Palette constraints remain useful as a computational technique in some search programs, but the site no longer treats any retired palette identity as a cryptographic clue.

What Remains

Null mask + periodic substitution is proven impossible for ANY choice of 24 filler positions at every repeat length from 1 to 23. The algebraic argument depends only on how many filler letters fall in each of the three known-plaintext segments, and every possible split fails. (Repeat lengths 24–26 are too long to be decided either way on a 73-letter text.) If the 73-character model is correct, the cipher operating on the extracted characters must use a non-periodic key: a running key from an unknown source, a bespoke procedural method, or a one-time key.

On 2026-04-08 we ran an adversarial internal audit of the scope of our own testing and reclassified the frontier into “testable now” (bounded, reproducible campaigns we can run), “weakly testable” (requires better detection apparatus, not more compute), and “untestable under current clues” (requires new primary-source evidence). We are aware that classical cipher space is infinite and cannot be literally exhausted; this classification describes the scope of what we have tested under our specific assumptions, not a claim about K4 as a mathematical object. Full audit and record are in the internal status audit (docs/exhaustion_audit_2026_04_08.md in the research repository).

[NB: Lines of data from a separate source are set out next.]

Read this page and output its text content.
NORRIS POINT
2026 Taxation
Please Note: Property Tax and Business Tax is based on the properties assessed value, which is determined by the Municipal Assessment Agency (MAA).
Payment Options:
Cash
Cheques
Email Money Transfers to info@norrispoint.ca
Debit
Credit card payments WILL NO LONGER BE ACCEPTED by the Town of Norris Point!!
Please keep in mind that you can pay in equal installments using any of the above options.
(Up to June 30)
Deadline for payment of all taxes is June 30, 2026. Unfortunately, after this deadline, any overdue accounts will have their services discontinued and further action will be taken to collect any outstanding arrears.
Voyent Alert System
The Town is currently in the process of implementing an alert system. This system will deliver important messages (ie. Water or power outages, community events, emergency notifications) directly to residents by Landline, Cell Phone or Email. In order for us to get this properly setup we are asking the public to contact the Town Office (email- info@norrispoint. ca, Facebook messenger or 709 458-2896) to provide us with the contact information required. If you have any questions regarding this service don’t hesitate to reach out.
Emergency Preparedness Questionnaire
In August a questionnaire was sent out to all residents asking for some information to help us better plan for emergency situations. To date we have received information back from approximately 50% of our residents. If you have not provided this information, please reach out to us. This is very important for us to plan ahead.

If you have an idea we have not tested, the Submit a Theory page is the direct path. We want to be wrong about anything we have classified as ruled out.

Validation Criteria

A candidate solution is not accepted unless it passes all of the following simultaneously:

Crib score: 24/24
Bean constraints: PASS
Text quality: letter patterns must match normal English (measured by how common its 4-letter sequences are)
Letter frequency: must match the statistical profile of English text
Readability: must produce meaningful English with recognizable words (human review required)

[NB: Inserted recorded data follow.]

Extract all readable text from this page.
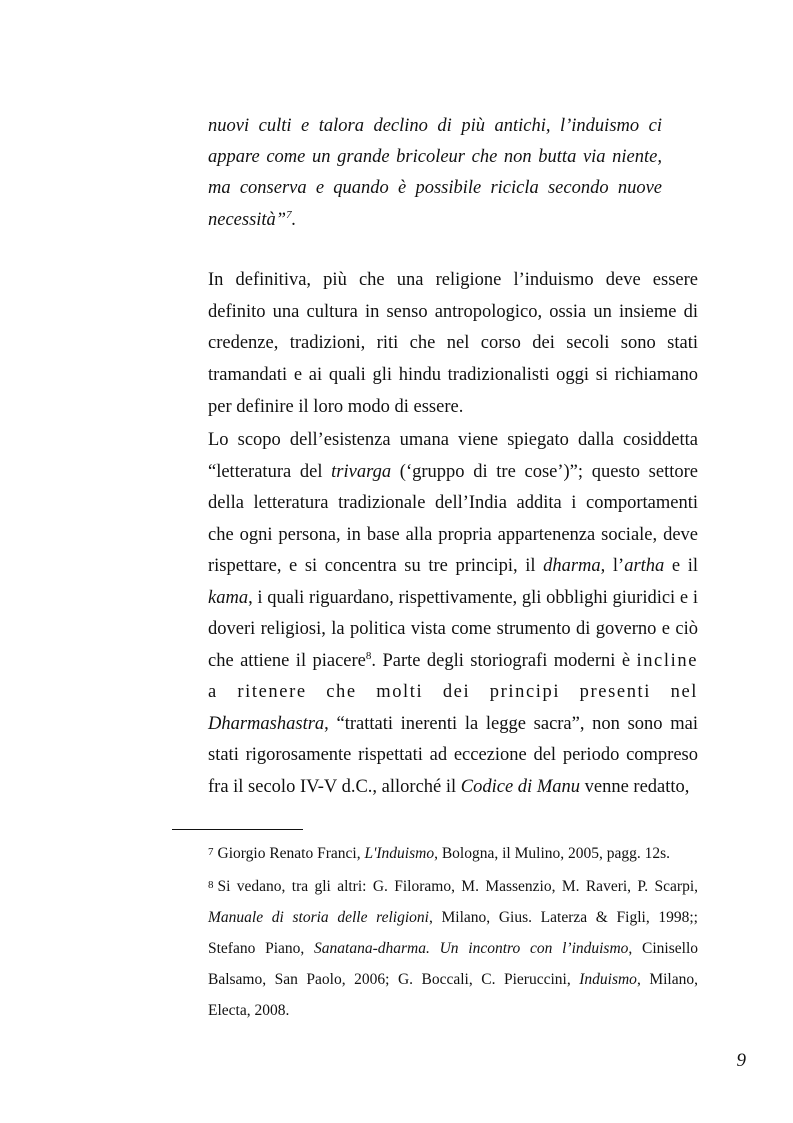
nuovi culti e talora declino di più antichi, l’induismo ci appare come un grande bricoleur che non butta via niente, ma conserva e quando è possibile ricicla secondo nuove necessità”$^7$.

In definitiva, più che una religione l’induismo deve essere definito una cultura in senso antropologico, ossia un insieme di credenze, tradizioni, riti che nel corso dei secoli sono stati tramandati e ai quali gli hindu tradizionalisti oggi si richiamano per definire il loro modo di essere.

Lo scopo dell’esistenza umana viene spiegato dalla cosiddetta “letteratura del trivarga (‘gruppo di tre cose’)”; questo settore della letteratura tradizionale dell’India addita i comportamenti che ogni persona, in base alla propria appartenenza sociale, deve rispettare, e si concentra su tre principi, il dharma, l’artha e il kama, i quali riguardano, rispettivamente, gli obblighi giuridici e i doveri religiosi, la politica vista come strumento di governo e ciò che attiene il piacere$^8$. Parte degli storiografi moderni è incline a ritenere che molti dei principi presenti nel Dharmashastra, “trattati inerenti la legge sacra”, non sono mai stati rigorosamente rispettati ad eccezione del periodo compreso fra il secolo IV-V d.C., allorché il Codice di Manu venne redatto,

7 Giorgio Renato Franci, L'Induismo, Bologna, il Mulino, 2005, pagg. 12s.

8 Si vedano, tra gli altri: G. Filoramo, M. Massenzio, M. Raveri, P. Scarpi, Manuale di storia delle religioni, Milano, Gius. Laterza & Figli, 1998;; Stefano Piano, Sanatana-dharma. Un incontro con l’induismo, Cinisello Balsamo, San Paolo, 2006; G. Boccali, C. Pieruccini, Induismo, Milano, Electa, 2008.

9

How to Read Claims on This Site

We classify every claim by its evidence strength. When reading results on this site:

Level A: Proven within stated assumptions: Mathematical proof or complete enumeration. Always conditioned on explicit assumptions (e.g., correct cribs, additive key model). If you disagree with the assumptions, the proof does not apply.
Level B: Exhaustively negative within tested scope: Every configuration in a defined parameter space was tested and produced noise. Does not extend to untested variants or multi-layer combinations. “Ruled out within tested scope” means exactly that.
Level C: Descriptive anomaly: A pattern discovered post-hoc (from the data, not predicted in advance). P-values are uncorrected for search breadth unless stated otherwise. Does not prove how K4 was encrypted.
Level D: Hypothesis: A plausible conjecture without quantitative support. Labeled “hypothesis” or “open question.”

All p-values on this site are uncorrected for the project’s full search breadth (~1000 experiments) unless explicitly stated. Over that many tests, individually “significant” results are expected by chance. We document them for transparency, not as proof.

Truth Taxonomy

Every claim in our database is classified by its evidence level:

[PUBLIC FACT]: Verified by reputable public reporting or primary-source statements.
[DERIVED FACT]: Deterministic consequence of public facts, reproducible by a provided command.
[INTERNAL RESULT]: Empirical result from this project. Includes artifact pointers and a reproduction command.
[HYPOTHESIS]: Plausible claim not yet proven. Includes a test plan.

Confidence Tiers

Tier 1: Mathematical Proof: Algebraic proof that the method cannot produce the known plaintext. Permanently valid unless crib positions or ciphertext transcription are wrong.
Tier 2: Exhaustive Search: Every possible configuration was tested under stated assumptions. Solid for the specific model tested, but does not eliminate multi-layer variants.
Tier 3: Partial/Statistical: Sampling-based or incomplete coverage. May warrant re-testing under different assumptions.
Tier 4: Untested: Never properly tested. Fully open.

Reproducibility

Every elimination includes a reproduction command you can run yourself. The entire codebase is open source. Clone the repo, install Python 3.11+, and run any experiment with PYTHONPATH=src.